Cardiac hemodynamic parameters were significantly decreased after the I/R protocol (Table 1, Figures 3(a)–3(c)). Recovery of heart mechanical function was decreased approximately by 40% in I/R hearts compared to aerobically perfused organs (approximately 93% recovery) (Figure 3(c)). To check if MMP-2 siRNA was not toxic to the hearts, we perfused hearts in aerobic conditions with the administration of MMP-2 siRNA—the hemodynamic parameters were not significantly different from the aerobic control (Table 1, Figures 3(a)–3(c)). Perfusion of hearts subjected to I/R with MMP-2 siRNA resulted in increased recovery of the heart mechanical function (p < 0.001), as well as heart rate (HR) (p < 0.01), left ventricular developed pressure (LVDP) (p = 0.01), and coronary flow (CF) (p < 0.01) (Table 1, Figure 3).
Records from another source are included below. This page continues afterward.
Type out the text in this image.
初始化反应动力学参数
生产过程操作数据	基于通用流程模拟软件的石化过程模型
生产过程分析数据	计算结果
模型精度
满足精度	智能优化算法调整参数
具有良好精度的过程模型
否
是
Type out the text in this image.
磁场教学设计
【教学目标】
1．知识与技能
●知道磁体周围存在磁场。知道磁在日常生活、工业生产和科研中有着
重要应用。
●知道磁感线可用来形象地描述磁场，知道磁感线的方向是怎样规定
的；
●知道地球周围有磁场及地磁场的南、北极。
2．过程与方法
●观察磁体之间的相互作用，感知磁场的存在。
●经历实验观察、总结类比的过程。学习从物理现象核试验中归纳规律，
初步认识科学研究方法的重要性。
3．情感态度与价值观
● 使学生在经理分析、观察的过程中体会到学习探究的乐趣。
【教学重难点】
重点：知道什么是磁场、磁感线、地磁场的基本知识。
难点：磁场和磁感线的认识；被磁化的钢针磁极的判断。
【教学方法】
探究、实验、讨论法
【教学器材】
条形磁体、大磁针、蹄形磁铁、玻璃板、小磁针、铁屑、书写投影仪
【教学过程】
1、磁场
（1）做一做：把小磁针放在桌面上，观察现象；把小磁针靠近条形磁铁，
Moreover, we revealed that recovery of the heart mechanical function as well as heart rate negatively correlated with MMP-2 (p < 0.001, r = −0.84 and p < 0.01, r = −0.66, respectively) and MMP-9 activity (p < 0.01, r = −0.66 and p < 0.01, r = −0.67), confirming the role of MMP-2 and MMP-9 in heart function disturbances (Figures 3(d) and 3(e)).

Table 1.

An influence of MMP-2 siRNA on heart rate, LVDP, coronary flow, and recovery of heart functions of isolated rat hearts.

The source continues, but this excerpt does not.